Hotel glitch exposed 1M passports and driver’s licenses

▼ Summary
– A hotel check-in system called Tabiq exposed over one million customer passports, driver’s licenses, and selfie photos on the open web due to a misconfigured Amazon cloud storage bucket.
– The data was secured after TechCrunch alerted Reqrea, the Japan-based startup that maintains Tabiq, and Japan’s cybersecurity team JPCERT.
– Security researcher Anurag Sen discovered the leak, which allowed anyone with the bucket name “tabiq” to view the data without a password.
– Reqrea director Masataka Hashimoto stated the company is reviewing the exposure’s scope and plans to notify affected individuals after its investigation.
– The incident highlights a common cybersecurity failure where human error or misconfiguration, not sophisticated attacks, leads to exposure of sensitive documents.
A security failure in a hotel check-in system has exposed over one million passports, driver’s licenses, and selfie verification photos to the open internet. The data was taken offline after TechCrunch notified the company responsible for the lapse.
The system in question, called Tabiq, is developed by Reqrea, a Japan-based tech startup. According to the company’s website, Tabiq is deployed in multiple hotels across Japan and relies on facial recognition and document scanning to process guest check-ins.
Independent security researcher Anurag Sen contacted TechCrunch earlier this week after discovering the leak. Sen explained that the startup had configured one of its Amazon cloud-hosted storage buckets , used by the check-in system to store customer data , to be publicly accessible. Anyone with a web browser could view the contents without a password, simply by knowing the bucket name: “tabiq.”
Sen reached out to TechCrunch to help notify the company. After TechCrunch contacted both Reqrea and Japan’s cybersecurity coordination team, JPCERT, the company locked down the storage bucket.

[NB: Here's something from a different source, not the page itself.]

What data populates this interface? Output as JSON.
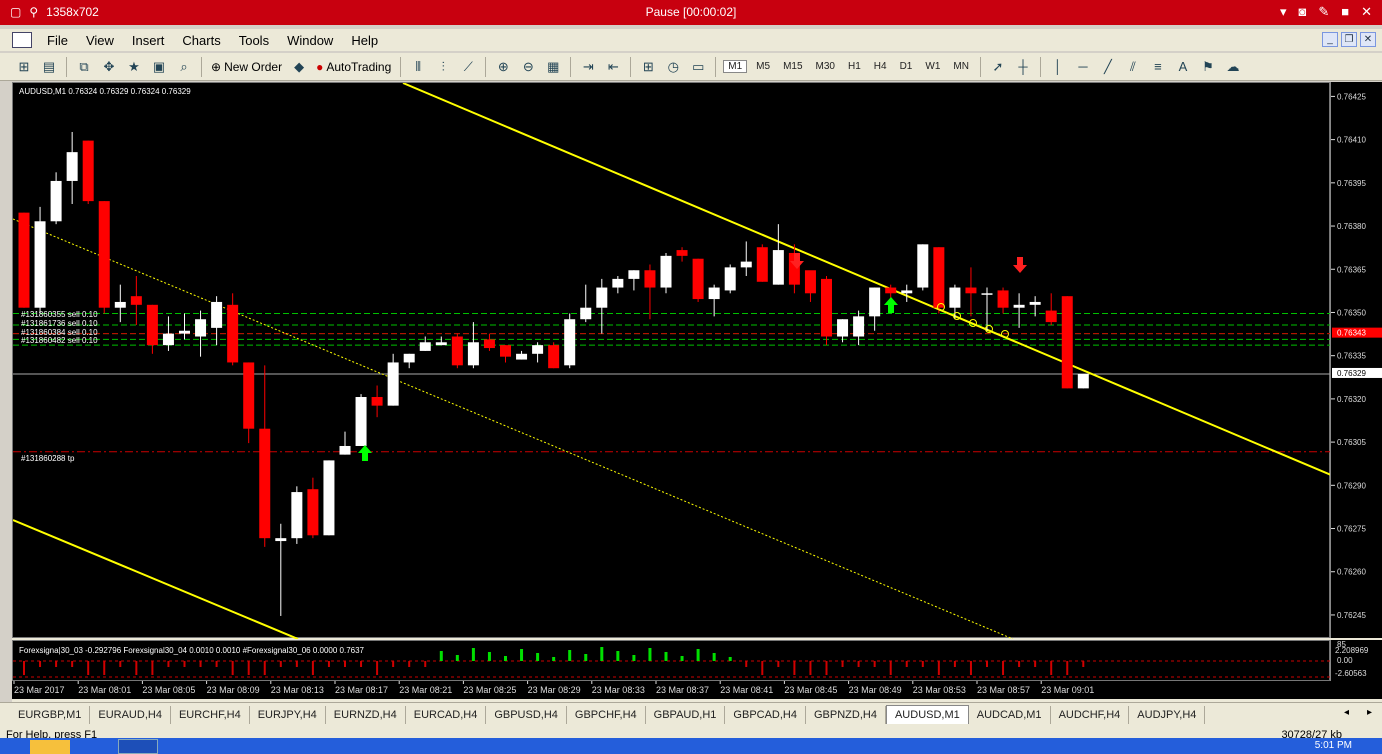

This incident highlights a persistent issue: companies exposing sensitive customer data not through sophisticated cyberattacks, but by neglecting basic cybersecurity practices. While much attention focuses on AI-discovered vulnerabilities and new security tools, many significant breaches still result from human error, misconfigurations, or a failure to follow established protocols.
In an email acknowledging the exposure, Reqrea director Masataka Hashimoto told TechCrunch: “We are conducting a thorough review with the support of external legal counsel and other advisors to determine the full scope of exposure.”
Reqrea stated it is unclear how the storage bucket became public. By default, Amazon’s cloud storage buckets are private. Following a wave of similar exposures a few years ago, Amazon added multiple warning prompts before data can be made public, making this kind of mistake increasingly difficult to occur accidentally.
Hashimoto said the company plans to notify affected individuals once its investigation is complete.
It remains unknown whether anyone besides Sen accessed the exposed data before it was secured. Hashimoto noted that the company is reviewing its logs to check for any unauthorized access prior to securing the bucket.
Details of the exposed bucket were also captured by GrayHatWarfare, a searchable database that indexes publicly visible cloud storage. The bucket contained files dating from early 2020 through this month, including identity documents from visitors around the world.
This hotel check-in system lapse follows other incidents involving sensitive government-issued documents. Earlier this year, TechCrunch reported on the exposure of driver’s licenses, passports, and other identity documents uploaded by customers of money transfer service Duc App. A data breach at car rental service Hertz last year resulted in hackers obtaining driver’s license information from at least 100,000 customers.
These incidents come as governments increasingly implement age verification laws and private businesses adopt “know your customer” checks to verify identities. Both practices require adults to upload sensitive documents to third-party companies for verification, despite criticism from cybersecurity experts. Data lapses can leave victims at greater risk of identity fraud or having their likeness misused as age verification requirements expand globally.